Выбрать главу

— Я хотел бы дать показания, — не сразу ответил Егупов на вопрос полковника.

Тот усмехнулся:

— Это уже кое-что. Я знал, что вы согласитесь!

— Только… я… хотел бы дать непротокольные показания. Мне надо все описать… Объяснить… — Егупов просительно посмотрел на полковника. Тот кивнул:

— Понимаю вас! Но очень-то не растекайтесь…

Курносое лицо полковника с пышными усами и николаевскими баками излучало сияние: все-таки сломался этот изолгавшийся «конспиратор»!

— Я сейчас распоряжусь насчет бумаги. — Полковник поднялся и, кивнув Стремоухову: мол, надо выйти, направился к дверям. Стремоухов, собрав разложенные бумаги, тоже вышел.

Вскоре полковник вернулся один, положил перед оцепенело сидевшим Егуповым стопу листов:

— Прошу вас… Трудно будет приступить! Я это понимаю. Но — помните: чистосердечное раскаянье искупает все! Понимаете? Все! Приступайте! Воnа fide! Bona fide![9] Я оставляю вас наедине с вашей совестью!

Он еще раз тронул Егупова за плечо и посмотрел yа него, как на какого-нибудь юнца, «извлеченного из мрака заблуждения», Затем вышел.

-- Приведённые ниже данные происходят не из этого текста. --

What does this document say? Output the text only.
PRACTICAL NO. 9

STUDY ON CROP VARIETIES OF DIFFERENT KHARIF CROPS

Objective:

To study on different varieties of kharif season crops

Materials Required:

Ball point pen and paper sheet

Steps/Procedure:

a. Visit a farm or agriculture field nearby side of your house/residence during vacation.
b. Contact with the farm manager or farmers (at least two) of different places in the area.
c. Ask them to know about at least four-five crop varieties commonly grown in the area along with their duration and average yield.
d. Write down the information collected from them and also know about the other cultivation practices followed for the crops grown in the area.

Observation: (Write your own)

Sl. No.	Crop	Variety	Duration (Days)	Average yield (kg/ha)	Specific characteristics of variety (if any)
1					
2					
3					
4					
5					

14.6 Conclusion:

«Оставленный наедине со своей совестью», Егупов еще с минуту посидел оцепенело, глядя на стопу листов. Трудно, ох как трудно было браться за перо!..

«Пусть, пусть будет, как будет, только хватит с меня всего этого!..» — Егупов вздрогнул: ему показалось, что эти слова он сказал вслух. Затравленно глянув на дверь, за которой было тихо, но за которой наверняка находился чутко прислушивающийся страж, он придвинул к себе листы белой, в голубенькую линейку, бумаги, обмакнул перо, помедлил…

«Итак, я оставляю вас наедине с вашей совестью!..»

Перед ним возникло усмехающееся лицо полковника, говорившего о его совести, а разумевшего его слабость, его окончательную сломленность…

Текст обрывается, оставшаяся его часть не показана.